Prior to the vote, Gov. Brown tried unsuccessfully to shame the California Republican delegation into breaking from their party’s leadership. “Just look at the districts of Representatives David Valadao (R-Hanford), Jeff Denham (R-Turlock) and Steve Knight (R-Lancaster) where 111,000, 109,000 and 76,000 Californians, respectively, are at risk of losing coverage because of this legislation,” the governor’s office said in an email blast two hours before the bill passed.
Though the bill was passed before the Congressional Budget Office had time to estimate its overall impact, an analysis of an earlier version of the Republican health plan by the non-partisan scorekeeper projected that 24 million more people nationwide would lose or opt out of coverage within ten years.
California, which invested heavily in the future of the Affordable Care Act nicknamed Obamacare, would be particularly affected if the bill becomes law. The UC Berkeley Center for Labor Research and Education estimates that the state would be forced to either spend an additional $10 billion annually or drop more than 3 million people from Medi-Cal, the state’s Medicaid program for poorer people, starting in 2020. That’s because the new health plan begins phasing out federal payments for Obamacare’s expansion of Medicaid at the end of the decade.
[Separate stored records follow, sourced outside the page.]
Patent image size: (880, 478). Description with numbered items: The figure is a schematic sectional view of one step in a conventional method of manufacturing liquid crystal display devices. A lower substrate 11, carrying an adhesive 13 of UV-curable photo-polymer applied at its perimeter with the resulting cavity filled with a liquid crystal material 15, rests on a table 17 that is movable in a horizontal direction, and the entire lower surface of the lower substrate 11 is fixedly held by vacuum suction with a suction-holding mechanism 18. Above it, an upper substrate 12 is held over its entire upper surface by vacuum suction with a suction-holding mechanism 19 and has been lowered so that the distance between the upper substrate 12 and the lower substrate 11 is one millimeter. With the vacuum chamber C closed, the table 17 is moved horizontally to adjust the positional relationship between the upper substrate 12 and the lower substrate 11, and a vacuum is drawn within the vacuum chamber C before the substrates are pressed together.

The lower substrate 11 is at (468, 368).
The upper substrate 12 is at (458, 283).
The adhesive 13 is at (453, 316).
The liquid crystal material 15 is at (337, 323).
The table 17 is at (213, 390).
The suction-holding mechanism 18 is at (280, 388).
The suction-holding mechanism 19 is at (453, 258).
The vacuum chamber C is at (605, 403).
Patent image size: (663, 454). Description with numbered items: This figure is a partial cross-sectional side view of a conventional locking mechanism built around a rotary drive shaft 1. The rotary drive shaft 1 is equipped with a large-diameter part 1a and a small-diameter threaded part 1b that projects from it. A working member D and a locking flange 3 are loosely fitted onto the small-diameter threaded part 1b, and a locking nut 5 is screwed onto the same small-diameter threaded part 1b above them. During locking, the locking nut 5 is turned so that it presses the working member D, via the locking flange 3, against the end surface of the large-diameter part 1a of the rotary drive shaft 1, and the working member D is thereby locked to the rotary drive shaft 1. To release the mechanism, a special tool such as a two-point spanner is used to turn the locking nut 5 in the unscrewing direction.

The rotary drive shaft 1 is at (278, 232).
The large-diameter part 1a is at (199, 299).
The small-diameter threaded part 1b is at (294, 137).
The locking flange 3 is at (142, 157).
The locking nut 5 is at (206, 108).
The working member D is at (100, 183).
Californians who have purchased insurance through the Covered California health exchange could also see abrupt changes in coverage. While the new plan offers tax credits to those who buy insurance on their own, these credits are generally less generous than those offered by the Affordable Care Act, and are structured to increase with a person’s age. Exchange subsidies under Obamacare are tied to a person’s income, increasing as income declines.
Plus, as the Los Angeles Times has reported, the bill would also prohibit tax credits from being used for plans that cover abortion, which the vast majority of policies in the state do. If the bill becomes law, we can expect yet another lawsuit between California and the federal government.